Premanisme di Sumatra barat mudah terlihat begitu menginjakkan kaki ke Bandara Internasional Minangkabau (BIM). Ketika kaki mulai menginjak halaman bandara detik itu pula agen taksi dan angkutan bandara akan datang menghampir dan tak jarang terjadi menarik-narik antara agen bus dan supir taksi dengan calon penumpang. Tindakan premanisme ini tentu saja meninggalkan kesan yang menyeramkan terhadap bandara BIM.

Tindakan premanisme lainnya sering kali kita jumpai di terminal-terminal besar macam aur kuning bukit tinggi. Mulai dari agen tiket yang memaksa membeli tiket bus tertentu hingga tukang angkat barang yang memalak penumpang dengan menurunkan barang dari bagasi bus dengan meminta bayaran yang tidak masuk akal.

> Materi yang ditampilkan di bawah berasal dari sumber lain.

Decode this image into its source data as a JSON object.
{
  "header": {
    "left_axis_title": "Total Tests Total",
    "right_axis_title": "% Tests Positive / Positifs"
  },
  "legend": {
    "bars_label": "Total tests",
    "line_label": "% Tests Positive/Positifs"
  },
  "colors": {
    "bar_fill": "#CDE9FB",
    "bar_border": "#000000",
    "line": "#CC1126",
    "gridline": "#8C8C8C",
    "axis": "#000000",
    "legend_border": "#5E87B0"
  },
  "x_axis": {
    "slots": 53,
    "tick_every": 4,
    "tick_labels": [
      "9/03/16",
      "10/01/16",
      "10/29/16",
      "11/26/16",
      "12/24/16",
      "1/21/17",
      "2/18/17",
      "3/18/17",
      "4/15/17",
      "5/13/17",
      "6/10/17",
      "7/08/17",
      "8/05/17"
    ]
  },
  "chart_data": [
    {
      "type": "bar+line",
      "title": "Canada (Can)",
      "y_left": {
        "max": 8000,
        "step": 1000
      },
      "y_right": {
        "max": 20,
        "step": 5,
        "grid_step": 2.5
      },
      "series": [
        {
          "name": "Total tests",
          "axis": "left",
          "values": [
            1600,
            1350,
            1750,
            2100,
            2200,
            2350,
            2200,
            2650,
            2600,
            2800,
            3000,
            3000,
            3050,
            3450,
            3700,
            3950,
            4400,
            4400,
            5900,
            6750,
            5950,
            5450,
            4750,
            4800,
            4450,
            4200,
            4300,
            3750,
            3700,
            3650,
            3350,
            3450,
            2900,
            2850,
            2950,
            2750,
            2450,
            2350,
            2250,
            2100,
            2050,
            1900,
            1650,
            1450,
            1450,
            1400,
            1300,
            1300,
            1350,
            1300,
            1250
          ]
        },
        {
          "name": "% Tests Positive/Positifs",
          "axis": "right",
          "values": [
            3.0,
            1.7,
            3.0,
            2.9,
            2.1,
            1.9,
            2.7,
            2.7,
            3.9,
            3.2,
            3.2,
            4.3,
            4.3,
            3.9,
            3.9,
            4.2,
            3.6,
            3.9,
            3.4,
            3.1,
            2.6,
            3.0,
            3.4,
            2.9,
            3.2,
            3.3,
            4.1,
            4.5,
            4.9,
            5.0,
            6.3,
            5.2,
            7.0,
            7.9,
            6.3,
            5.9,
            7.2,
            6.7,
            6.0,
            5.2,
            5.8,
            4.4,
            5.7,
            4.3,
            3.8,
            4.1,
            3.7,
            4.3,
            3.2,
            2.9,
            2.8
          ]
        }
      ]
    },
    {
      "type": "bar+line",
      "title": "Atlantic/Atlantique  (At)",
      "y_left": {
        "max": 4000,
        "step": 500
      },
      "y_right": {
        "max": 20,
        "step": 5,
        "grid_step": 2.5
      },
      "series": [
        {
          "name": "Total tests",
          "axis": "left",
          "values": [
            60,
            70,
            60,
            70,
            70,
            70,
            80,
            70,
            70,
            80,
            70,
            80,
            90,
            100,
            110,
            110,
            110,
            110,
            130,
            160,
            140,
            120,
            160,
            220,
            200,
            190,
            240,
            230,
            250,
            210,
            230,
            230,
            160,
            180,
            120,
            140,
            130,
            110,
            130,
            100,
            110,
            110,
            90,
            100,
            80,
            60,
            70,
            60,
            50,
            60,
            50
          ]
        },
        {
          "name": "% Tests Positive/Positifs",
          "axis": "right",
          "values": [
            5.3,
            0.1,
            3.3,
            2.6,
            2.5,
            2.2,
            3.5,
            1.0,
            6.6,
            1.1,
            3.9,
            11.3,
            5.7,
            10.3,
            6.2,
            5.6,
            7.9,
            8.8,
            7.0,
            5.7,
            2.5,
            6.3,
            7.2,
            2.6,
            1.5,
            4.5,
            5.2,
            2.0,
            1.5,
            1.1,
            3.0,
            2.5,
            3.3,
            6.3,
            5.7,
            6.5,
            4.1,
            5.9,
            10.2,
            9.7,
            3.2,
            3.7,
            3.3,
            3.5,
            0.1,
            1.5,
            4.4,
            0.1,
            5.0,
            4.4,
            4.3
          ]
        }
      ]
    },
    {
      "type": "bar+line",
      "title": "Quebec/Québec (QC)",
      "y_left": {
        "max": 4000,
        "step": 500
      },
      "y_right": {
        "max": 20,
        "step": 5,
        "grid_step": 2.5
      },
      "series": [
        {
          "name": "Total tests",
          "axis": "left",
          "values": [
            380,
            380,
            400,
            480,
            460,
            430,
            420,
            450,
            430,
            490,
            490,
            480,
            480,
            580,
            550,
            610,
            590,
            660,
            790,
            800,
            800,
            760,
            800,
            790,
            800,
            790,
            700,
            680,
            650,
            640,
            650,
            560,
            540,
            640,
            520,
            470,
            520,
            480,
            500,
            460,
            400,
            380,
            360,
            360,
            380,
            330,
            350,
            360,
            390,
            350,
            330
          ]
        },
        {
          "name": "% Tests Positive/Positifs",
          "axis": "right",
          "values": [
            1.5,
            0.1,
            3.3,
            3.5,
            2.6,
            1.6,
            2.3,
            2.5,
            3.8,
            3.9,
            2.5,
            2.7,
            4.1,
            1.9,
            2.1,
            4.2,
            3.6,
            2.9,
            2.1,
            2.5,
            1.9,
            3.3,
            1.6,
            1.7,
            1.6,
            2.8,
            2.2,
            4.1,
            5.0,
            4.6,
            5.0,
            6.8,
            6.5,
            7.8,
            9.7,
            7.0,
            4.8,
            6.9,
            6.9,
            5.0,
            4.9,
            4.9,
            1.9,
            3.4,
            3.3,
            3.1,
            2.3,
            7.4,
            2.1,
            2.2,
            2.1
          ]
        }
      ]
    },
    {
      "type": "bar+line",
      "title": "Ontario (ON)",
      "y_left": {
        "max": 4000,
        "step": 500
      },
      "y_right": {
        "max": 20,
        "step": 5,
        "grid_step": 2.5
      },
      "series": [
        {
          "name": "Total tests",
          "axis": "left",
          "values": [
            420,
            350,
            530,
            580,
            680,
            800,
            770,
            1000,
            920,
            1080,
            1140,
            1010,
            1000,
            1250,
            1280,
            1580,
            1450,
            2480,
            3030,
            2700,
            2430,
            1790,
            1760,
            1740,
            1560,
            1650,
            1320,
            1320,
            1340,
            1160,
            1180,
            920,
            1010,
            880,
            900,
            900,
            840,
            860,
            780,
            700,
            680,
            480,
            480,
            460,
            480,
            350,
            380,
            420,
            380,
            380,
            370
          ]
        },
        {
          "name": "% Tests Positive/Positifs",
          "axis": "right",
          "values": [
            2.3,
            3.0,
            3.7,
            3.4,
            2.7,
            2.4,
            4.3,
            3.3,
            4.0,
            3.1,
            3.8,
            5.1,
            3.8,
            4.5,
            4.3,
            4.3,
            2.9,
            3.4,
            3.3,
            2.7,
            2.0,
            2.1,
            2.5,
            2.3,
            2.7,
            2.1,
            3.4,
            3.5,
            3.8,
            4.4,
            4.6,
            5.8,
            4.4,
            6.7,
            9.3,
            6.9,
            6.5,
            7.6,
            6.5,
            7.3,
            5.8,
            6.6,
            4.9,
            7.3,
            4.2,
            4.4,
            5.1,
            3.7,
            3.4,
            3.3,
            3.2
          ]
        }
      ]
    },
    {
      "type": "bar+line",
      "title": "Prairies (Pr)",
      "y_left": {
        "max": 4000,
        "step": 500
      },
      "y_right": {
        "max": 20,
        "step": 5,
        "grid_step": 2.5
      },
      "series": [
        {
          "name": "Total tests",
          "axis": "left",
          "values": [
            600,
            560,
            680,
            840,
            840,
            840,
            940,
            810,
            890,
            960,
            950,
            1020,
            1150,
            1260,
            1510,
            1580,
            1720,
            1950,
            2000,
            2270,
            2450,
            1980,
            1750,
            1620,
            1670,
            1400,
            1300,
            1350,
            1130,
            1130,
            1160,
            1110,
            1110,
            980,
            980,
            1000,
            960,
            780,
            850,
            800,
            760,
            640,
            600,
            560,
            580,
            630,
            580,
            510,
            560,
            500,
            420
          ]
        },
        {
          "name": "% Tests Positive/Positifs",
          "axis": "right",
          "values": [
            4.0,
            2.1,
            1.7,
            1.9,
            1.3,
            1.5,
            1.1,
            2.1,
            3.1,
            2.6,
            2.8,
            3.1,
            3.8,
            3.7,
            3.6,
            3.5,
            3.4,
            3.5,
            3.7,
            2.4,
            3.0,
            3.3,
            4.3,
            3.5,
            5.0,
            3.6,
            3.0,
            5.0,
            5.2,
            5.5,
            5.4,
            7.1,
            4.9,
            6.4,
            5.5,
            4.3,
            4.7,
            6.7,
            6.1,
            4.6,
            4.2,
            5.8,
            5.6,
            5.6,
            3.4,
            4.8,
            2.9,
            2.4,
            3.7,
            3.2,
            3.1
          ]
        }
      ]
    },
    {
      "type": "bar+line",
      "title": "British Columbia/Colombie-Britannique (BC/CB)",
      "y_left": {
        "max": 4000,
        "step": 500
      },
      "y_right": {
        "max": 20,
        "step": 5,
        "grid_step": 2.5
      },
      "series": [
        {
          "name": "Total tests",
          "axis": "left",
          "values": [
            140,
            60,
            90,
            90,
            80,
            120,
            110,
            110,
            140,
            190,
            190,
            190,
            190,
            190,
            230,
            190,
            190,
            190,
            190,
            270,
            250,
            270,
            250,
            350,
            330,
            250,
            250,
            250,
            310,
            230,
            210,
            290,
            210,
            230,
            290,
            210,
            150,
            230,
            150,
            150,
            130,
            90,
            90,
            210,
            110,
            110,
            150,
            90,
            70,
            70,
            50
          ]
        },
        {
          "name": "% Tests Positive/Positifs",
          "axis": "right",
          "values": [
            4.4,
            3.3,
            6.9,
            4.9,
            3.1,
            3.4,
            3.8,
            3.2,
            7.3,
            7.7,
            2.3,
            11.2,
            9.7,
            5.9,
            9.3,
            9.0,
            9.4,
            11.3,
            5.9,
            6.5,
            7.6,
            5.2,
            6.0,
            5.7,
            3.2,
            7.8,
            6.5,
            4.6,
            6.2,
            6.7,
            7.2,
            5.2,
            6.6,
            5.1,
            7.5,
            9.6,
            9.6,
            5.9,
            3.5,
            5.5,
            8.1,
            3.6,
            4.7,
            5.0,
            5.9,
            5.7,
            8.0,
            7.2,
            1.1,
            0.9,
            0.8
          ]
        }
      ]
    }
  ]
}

Sesungguhnya banyak lagi tindakan premanisme di sumbar yang bisa kita bicarakan. Namun tulisan ringan kali ini tidak akan membahas fenomena ini lebih lanjut namun akan memberikan sedikit tinjauan dari sudut pandang penulis terhadap fenomena ini.

Palanta Rantaunet sebagai milis paling aktif yang membicarakan keminangan, beranggotakan berbagai macam latar belakang sosial, pendidikan dan ekonomi yang berbeda. Tak heran setiap komentar ataupun analisis sederhana yang muncul lebih bersifat subjektif sesuai latar belakangnya itu. Namun secara garis besar dapat dikelompokkan kepada yang pro adat, pro agama, dan diantara keduanya.

Bagi yang pro adat maka asal usul premanisme di sumbar ini lebih disebabkan oleh tidak efektifnya ceramah agama, pengajian, khutbah yang disampaikan oleh ustad2 yang menguasai agama. Isi atau matan dari pengajian yang disampikan hampir tidak menyentuh sisi moral dan akhlak umat. Pengajian yang disampaikan hanya berputar kepada isu nasional atau hukum agama/fikih saja.

Bagi yang pro agama maka pihak yang paling bertanggung jawab adalah adat dan budaya minangkabau yang berisikan ajaran yang mengajarkan orang untuak cadiak, lipeh, menang sendiri. Tentu saja hal ini di di perkuat oleh kenyataan para penghulu adat sekarang yang tidak mempunyai kepemimpinan yang mumpuni bagi kaumnya.

Selain dua kelompok itu juga ada yang menyalahkan pemerintah daerah yang tidak mampu menanggulangi premanisme yang bersumber dari lemahnya kemampuan ekonomi masyarakat. Pengangguran adalah penyebab utama munculnya tindakan premanisme di sumbar.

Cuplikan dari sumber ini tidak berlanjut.